Nouveau record d’énergie de fusion nucléaire, 69 mégajoules produits en 5 secondes

Nuovo record di energia da fusione nucleare, prodotti 69 megajoule in 5 secondi

Le nouveau record a été atteint par le Joint European Torus (JET), l’énorme machine en forme de donut de fusion thermonucléaire du Culham Centre for Fusion Energy, dans l’Oxfordshire (Royaume-Unis).

L'intérieur du tokamak JET, qui a effectué la dernière grande expérience de fusion nucléaire./ Crédit:

L’intérieur du tokamak JET, qui a effectué la dernière grande expérience de fusion nucléaire./ Crédit:

Nouveau record d’énergie de fusion nucléaire pour le Joint European Torus (JET), l’une des plus grandes et puissantes machines de fusion thermonucléaire en forme de donut (totamak) au monde, qui, dans ses expériences finales, a montré une fois de plus sa capacité à générer de l’énergie de fusion de manière fiable, établissant en même temps un nouveau record mondial de production d’énergie.
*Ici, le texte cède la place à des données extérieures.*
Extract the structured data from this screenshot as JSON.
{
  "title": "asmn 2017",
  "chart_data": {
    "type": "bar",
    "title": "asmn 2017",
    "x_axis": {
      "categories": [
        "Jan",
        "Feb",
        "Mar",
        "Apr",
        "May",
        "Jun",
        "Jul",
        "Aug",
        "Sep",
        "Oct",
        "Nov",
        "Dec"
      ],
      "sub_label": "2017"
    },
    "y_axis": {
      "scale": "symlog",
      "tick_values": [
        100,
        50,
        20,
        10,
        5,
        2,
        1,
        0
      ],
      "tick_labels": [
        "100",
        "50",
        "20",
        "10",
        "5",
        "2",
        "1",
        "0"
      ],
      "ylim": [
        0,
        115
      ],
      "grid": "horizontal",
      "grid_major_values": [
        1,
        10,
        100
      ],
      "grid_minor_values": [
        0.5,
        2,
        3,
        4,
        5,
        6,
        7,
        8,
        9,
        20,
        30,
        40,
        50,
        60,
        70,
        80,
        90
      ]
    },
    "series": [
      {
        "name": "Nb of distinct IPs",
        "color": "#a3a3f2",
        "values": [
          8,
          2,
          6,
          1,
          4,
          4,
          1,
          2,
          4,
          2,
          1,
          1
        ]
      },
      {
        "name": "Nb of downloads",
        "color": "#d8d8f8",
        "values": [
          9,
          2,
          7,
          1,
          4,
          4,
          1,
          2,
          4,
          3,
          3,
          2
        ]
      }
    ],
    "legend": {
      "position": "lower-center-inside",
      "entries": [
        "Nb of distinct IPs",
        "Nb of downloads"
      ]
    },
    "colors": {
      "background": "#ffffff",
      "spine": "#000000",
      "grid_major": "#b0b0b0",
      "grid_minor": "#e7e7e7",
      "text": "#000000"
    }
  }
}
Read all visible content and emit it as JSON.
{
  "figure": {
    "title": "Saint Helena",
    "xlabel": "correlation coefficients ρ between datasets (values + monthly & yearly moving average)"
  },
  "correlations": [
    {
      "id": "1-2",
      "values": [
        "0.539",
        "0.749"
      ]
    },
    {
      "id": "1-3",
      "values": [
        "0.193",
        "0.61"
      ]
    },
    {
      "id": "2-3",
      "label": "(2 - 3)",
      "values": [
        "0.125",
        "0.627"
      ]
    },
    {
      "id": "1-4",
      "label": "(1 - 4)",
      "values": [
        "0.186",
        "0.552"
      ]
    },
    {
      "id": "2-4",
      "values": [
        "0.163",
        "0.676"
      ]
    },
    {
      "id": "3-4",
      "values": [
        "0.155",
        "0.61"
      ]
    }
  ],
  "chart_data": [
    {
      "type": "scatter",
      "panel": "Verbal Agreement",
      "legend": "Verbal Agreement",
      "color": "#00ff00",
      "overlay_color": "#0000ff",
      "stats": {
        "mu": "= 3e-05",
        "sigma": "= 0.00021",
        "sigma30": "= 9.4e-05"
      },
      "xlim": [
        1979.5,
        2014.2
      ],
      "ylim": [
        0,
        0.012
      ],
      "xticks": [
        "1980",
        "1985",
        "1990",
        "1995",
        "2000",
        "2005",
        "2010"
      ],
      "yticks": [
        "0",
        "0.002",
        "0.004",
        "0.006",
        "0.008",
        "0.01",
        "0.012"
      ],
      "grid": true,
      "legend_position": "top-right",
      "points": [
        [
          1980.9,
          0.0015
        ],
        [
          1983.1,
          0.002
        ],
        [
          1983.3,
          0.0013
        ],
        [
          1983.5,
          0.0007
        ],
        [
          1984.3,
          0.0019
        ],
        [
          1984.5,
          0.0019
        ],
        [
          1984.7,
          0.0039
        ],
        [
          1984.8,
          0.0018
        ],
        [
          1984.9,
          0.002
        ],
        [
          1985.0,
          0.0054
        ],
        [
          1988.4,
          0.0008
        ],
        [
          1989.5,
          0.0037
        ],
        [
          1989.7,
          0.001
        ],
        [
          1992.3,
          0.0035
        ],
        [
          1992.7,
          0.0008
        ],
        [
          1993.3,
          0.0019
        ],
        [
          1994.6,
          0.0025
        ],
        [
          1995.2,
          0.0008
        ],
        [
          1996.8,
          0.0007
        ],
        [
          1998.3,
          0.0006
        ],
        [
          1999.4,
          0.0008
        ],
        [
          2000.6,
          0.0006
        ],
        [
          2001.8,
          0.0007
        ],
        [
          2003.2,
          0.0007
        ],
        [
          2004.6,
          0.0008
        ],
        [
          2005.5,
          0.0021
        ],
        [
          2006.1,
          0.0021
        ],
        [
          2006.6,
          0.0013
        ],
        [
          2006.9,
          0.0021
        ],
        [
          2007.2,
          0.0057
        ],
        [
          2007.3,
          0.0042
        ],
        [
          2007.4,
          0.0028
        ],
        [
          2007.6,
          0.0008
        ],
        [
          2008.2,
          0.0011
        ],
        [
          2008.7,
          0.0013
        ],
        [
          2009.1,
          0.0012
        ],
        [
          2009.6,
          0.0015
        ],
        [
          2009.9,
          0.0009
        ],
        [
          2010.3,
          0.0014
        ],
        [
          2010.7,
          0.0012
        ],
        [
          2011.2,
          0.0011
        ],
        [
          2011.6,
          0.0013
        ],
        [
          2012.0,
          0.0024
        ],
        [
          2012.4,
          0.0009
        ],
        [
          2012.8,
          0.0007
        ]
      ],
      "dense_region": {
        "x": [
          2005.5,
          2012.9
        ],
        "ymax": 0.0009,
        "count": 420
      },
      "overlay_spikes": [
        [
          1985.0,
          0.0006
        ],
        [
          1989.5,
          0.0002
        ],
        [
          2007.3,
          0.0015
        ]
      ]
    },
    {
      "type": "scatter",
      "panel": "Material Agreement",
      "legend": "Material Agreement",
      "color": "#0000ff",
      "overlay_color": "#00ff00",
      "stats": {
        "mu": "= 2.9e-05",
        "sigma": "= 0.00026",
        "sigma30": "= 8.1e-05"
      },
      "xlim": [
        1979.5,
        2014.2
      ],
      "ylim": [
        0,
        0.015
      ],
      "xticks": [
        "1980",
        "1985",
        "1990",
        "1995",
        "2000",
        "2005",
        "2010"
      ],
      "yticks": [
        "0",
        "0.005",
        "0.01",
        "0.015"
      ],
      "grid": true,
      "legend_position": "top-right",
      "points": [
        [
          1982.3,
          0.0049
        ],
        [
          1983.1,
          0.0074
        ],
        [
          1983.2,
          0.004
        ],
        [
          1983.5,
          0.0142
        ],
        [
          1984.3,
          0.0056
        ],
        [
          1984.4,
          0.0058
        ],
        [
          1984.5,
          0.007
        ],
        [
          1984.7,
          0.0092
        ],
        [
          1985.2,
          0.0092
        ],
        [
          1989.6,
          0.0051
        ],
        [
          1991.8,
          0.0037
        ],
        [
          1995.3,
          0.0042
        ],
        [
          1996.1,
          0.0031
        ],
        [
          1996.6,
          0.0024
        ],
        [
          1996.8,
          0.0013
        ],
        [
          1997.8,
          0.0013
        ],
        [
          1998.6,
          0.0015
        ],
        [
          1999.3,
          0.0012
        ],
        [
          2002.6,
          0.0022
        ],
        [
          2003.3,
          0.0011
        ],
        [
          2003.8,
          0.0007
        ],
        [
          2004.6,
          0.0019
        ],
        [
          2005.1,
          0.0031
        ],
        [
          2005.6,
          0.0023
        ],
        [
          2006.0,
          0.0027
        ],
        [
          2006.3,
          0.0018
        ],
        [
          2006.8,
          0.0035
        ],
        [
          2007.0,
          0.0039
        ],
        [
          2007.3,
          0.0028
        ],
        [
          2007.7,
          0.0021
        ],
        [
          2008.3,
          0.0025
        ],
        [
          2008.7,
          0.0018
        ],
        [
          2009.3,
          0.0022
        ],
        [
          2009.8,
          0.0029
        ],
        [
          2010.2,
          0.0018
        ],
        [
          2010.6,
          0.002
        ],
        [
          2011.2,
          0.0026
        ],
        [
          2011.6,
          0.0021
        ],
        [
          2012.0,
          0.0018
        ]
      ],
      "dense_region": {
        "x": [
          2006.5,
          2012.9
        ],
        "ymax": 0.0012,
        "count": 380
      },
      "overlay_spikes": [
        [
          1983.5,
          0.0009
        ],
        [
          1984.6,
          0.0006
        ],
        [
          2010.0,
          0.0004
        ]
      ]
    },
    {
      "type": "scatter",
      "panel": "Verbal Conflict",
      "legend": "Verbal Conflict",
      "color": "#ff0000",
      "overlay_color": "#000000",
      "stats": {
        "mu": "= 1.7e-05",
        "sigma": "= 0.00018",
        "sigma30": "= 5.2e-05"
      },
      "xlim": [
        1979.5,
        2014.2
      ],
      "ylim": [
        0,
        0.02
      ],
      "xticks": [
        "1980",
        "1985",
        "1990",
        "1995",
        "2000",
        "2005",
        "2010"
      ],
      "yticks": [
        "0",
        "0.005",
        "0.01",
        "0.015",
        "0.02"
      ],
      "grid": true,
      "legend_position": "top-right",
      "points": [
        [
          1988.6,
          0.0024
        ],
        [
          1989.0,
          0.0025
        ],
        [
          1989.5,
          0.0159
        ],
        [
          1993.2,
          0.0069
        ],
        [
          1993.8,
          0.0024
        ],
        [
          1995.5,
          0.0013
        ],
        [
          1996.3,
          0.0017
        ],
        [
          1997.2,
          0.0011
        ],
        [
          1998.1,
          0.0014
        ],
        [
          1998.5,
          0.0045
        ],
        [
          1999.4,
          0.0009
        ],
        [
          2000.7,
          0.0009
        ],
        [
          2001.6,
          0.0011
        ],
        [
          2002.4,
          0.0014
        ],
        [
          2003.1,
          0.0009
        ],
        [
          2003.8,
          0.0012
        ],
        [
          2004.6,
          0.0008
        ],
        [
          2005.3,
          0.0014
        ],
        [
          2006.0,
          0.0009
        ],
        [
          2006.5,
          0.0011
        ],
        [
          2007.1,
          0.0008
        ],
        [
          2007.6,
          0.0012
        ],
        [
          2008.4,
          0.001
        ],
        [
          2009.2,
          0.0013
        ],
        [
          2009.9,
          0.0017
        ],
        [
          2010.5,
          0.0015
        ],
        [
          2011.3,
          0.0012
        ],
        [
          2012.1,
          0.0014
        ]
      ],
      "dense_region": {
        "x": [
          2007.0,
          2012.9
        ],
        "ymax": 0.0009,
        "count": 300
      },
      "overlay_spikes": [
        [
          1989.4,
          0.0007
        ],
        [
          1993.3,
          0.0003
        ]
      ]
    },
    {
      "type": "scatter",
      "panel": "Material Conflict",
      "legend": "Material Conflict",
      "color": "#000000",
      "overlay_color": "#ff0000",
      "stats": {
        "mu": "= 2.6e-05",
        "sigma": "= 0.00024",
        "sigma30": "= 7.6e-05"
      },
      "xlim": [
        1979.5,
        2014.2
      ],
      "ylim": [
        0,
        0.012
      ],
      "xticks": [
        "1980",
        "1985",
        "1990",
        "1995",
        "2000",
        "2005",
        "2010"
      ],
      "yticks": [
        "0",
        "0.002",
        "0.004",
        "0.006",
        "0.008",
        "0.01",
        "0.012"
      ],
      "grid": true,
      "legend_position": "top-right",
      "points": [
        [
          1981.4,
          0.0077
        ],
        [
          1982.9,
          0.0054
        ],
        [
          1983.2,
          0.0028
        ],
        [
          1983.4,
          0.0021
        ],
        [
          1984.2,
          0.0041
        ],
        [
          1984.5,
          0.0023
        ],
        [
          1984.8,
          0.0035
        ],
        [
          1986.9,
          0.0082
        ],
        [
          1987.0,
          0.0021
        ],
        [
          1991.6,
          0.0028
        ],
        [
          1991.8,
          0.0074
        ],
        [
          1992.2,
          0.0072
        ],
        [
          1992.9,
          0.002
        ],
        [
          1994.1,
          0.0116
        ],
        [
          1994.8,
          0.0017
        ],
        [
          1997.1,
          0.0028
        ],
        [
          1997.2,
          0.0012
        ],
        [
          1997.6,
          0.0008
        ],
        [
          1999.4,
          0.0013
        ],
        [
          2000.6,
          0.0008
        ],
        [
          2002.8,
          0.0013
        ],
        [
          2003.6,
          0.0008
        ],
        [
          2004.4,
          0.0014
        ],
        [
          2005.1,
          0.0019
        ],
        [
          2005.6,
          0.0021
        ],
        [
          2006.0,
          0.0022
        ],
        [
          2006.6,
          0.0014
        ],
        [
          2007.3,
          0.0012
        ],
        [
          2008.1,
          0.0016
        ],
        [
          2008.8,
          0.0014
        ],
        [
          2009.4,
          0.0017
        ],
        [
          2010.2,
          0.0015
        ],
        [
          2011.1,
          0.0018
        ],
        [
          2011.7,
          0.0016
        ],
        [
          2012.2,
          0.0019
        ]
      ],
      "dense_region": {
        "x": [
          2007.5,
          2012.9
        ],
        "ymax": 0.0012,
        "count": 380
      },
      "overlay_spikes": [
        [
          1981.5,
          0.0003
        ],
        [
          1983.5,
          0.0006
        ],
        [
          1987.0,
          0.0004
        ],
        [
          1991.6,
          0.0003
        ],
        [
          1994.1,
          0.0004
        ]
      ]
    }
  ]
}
Les scientifiques ont réussi à produire 69 mégajoules en 5 secondes – environ 1,2 fois plus que les 59 mégajoules libérés en 2021 – en utilisant seulement 0,2 milligramme de deutérium-tritium.

La nouvelle avancée a été la dernière du genre pour le JET, qui a fonctionné depuis plus de 40 ans au Culham Centre for Fusion Energy, dans l’Oxfordshire (Royaume-Unis) et a conclu ses opérations scientifiques fin décembre 2023, mais c’est néanmoins une nouvelle prometteuse pour les nouveaux projets de fusion, comme l’a déclaré Ambrogio Fasoli, directeur général d’EUROfusion, le consortium de 300 experts derrière l’expérience.

« En plus d’établir un nouveau record, nous avons obtenu des résultats jamais atteints auparavant et en approfondissant notre compréhension de la physique de la fusion », a observé Fasoli dans une note, en soulignant ITER, le plus grand tokamak en construction dans le sud de la France, et DEMO, une machine conçue pour suivre ITER dans le but de produire une plus grande quantité d’énergie, en tant que prototype d’installation de fusion. « Notre démonstration réussie de scénarios opérationnels pour les futures machines de fusion telles que ITER et DEMO, validés par le nouveau record énergétique, inspire une plus grande confiance dans le développement de l’énergie de fusion ».

En tant que totamak (acronyme russe de « chambre toroïdale avec des bobines magnétiques »), donc en tant que réacteur nucléaire de fusion de forme toroïdale (en forme de donut), le JET était un projet européen commun qui avait pour objectif principal de ouvrir la voie à l’avenir de l’énergie du réseau de fusion nucléaire. Basé sur l’utilisation d’électroaimants capables de générer de puissants champs magnétiques pour confiner un plasma en forme de donut, ses résultats ont été un banc d’essai important pour la production d’énergie à partir de la fusion de noyaux d’atomes légers, en l’occurrence de deux isotopes (variantes) d’hydrogène, le deutérium et le tritium.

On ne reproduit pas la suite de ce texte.